Когда я встаю утром, на подушке у моей головы лежит одинокая белая роза на длинном стебле.
12
Райли
В течение следующих двух дней ничего не происходит. У меня нет таинственных полуночных посетителей, больше нет бывших мертвецов, безголовых боссов мафии обнаруживают живыми и невредимыми после пожара на складе, и никто не дарит мне конверт, полный Бенджаминов, в туалете, чтобы попытаться заставить меня бросить мотыжную жизнь и начать все сначала.
Я сижу взаперти в своей спальне, пытаюсь работать и стараюсь не думать о Малеке.
Первое мне удается гораздо лучше, чем второе.
На третий день я спрашиваю Паука, не отвезет ли он меня в город, чтобы я могла поработать в кафе. Я не могу больше ни минуты плавать в огромном пустом аквариуме гостевой спальни, жадно глотая воздух и мечтая еще раз вдохнуть пьянящий аромат сосновых иголок.
Немедленный ответ Паука — категорическое —Нет.
Он поймал меня на кухне, куда я стала пробираться в неурочное время, чтобы стащить еду из холодильника в надежде, что мне не придется сталкиваться с кем-либо из персонала и терпеть их уничтожающие насмешки.
В своей голове я создала целую десятисезонную сагу Netflix о том, что все ирландские телохранители говорили обо мне за моей спиной с тех пор, как ушли Слоан и Деклан.
Это отвратительно. Даже если только два процента из этого правда, я больше никогда не смогу встретиться с ними лицом к лицу.
Я не тревожусь по натуре, но меня легко унизить. Даже незначительная ошибка заставляет меня хотеть умереть от стыда, если она совершена публично.
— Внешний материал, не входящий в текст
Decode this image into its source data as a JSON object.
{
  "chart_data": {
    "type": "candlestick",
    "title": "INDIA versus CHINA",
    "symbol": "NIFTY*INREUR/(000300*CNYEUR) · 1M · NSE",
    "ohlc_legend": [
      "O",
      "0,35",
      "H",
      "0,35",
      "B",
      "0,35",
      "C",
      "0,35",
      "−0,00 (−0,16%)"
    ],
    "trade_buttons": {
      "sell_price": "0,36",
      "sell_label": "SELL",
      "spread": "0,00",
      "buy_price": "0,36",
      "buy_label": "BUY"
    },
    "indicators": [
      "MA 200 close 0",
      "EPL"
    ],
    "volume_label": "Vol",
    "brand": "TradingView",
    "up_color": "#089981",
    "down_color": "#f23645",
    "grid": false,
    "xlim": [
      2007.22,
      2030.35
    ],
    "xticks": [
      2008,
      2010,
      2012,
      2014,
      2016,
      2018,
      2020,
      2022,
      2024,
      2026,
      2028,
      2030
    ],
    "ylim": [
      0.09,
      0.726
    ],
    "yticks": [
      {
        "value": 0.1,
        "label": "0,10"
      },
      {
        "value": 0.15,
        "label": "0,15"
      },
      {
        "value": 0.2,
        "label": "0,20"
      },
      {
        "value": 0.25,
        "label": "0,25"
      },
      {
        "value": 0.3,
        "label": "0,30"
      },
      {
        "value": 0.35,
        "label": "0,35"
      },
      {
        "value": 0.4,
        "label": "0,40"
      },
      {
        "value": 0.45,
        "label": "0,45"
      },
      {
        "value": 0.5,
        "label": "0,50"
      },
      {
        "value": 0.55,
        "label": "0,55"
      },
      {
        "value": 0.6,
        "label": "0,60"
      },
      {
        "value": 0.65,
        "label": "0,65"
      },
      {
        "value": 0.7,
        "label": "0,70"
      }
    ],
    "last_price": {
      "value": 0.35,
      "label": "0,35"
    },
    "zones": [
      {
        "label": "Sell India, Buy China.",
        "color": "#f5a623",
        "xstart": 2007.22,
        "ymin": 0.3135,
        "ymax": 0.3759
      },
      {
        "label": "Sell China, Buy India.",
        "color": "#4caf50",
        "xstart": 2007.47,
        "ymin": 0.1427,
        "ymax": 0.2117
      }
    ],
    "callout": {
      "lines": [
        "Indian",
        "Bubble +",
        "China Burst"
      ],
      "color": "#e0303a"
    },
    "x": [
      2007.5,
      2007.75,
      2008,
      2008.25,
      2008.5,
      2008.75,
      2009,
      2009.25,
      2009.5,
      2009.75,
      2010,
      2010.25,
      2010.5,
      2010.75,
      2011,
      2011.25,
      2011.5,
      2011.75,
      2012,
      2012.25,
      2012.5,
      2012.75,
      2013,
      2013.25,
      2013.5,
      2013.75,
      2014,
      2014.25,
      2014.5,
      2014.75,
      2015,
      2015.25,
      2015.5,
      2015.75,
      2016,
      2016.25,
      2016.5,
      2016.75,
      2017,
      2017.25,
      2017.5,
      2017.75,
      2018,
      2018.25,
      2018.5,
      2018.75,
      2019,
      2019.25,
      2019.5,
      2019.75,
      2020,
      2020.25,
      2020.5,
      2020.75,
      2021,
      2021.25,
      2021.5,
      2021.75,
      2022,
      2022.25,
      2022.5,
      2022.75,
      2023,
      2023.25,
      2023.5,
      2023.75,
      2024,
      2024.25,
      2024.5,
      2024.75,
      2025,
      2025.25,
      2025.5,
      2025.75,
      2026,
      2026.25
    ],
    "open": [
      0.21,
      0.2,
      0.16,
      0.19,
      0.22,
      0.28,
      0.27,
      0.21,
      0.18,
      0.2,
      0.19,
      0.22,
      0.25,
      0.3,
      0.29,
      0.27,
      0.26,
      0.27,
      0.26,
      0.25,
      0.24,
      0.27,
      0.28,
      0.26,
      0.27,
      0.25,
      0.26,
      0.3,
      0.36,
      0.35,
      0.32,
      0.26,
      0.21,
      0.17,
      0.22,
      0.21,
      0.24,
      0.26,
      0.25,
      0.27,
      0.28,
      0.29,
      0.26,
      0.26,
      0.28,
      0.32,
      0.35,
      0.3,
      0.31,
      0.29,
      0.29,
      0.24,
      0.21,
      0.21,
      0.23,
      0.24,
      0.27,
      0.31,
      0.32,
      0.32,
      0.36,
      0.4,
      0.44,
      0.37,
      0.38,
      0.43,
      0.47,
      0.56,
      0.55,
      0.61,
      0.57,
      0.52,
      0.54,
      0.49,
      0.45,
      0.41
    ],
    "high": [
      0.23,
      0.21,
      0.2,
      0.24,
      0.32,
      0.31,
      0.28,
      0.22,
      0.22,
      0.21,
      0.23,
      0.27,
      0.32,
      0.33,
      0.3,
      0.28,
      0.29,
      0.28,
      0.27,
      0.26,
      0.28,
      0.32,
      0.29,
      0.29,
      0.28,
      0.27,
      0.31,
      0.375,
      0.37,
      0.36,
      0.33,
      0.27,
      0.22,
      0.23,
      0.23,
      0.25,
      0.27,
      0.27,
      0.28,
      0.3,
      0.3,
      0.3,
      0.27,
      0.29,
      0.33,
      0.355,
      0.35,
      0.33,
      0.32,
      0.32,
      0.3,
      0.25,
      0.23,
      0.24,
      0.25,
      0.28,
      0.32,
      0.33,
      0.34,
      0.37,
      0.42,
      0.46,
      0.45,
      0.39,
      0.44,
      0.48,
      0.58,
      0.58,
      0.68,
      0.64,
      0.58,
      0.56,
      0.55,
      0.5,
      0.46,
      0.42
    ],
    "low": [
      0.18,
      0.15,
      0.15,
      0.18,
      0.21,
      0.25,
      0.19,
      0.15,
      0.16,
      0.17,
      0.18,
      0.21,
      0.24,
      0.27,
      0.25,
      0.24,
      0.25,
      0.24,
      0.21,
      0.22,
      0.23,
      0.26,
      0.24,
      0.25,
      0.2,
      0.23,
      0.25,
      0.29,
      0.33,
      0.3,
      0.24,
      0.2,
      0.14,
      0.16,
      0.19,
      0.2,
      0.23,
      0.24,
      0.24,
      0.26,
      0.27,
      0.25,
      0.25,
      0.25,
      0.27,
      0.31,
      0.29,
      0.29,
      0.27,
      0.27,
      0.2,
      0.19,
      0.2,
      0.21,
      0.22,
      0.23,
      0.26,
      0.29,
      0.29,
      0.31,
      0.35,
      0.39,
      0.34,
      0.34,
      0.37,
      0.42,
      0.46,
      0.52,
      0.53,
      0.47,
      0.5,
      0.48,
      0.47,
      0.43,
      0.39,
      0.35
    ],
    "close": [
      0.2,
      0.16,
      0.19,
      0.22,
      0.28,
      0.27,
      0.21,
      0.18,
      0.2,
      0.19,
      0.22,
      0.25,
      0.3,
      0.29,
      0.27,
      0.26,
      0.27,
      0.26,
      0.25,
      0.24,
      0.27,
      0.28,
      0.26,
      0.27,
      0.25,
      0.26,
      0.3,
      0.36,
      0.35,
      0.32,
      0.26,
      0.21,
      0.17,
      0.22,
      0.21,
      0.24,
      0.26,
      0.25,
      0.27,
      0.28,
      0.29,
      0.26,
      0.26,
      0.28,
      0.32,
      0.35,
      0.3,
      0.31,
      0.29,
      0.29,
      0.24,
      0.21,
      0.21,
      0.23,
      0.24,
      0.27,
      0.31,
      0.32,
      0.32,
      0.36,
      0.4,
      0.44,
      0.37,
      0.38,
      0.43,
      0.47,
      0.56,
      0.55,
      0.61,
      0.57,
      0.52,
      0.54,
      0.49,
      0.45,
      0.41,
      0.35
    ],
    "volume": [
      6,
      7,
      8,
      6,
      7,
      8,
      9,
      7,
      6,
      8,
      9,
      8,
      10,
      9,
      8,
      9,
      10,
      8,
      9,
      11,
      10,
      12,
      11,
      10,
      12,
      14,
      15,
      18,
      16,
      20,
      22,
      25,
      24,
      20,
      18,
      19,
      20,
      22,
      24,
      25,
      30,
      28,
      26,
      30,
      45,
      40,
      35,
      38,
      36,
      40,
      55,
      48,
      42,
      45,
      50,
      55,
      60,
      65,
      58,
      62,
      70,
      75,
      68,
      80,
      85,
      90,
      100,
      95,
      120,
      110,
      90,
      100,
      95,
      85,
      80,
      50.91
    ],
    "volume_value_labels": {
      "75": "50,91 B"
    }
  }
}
— Пожалуйста? Говорю я, пытаясь казаться обаятельной и неотразимой. — Я должна выбраться из этого места. Здесь слишком тихо. Я схожу с ума. Мне нужно немного шума и болтающих людей вокруг, чтобы я могла сосредоточиться.
Паук сурово смотрит на меня. — Приказ таков, ты остаешься здесь, девочка.
— Приказ. Правильно. Я делаю паузу, поджимаю губы и изучаю его стальную внешность на предмет трещин.
Он решительно говорит: — Нет.
— Что? Ты даже не знаешь, что я собирался сказать.
— Что бы это ни было, это связано с тем, что я делаю то, чего не должен делать по твоей просьбе.
— Я бы никогда не попросила тебя сделать что-то, из-за чего у тебя могут быть неприятности.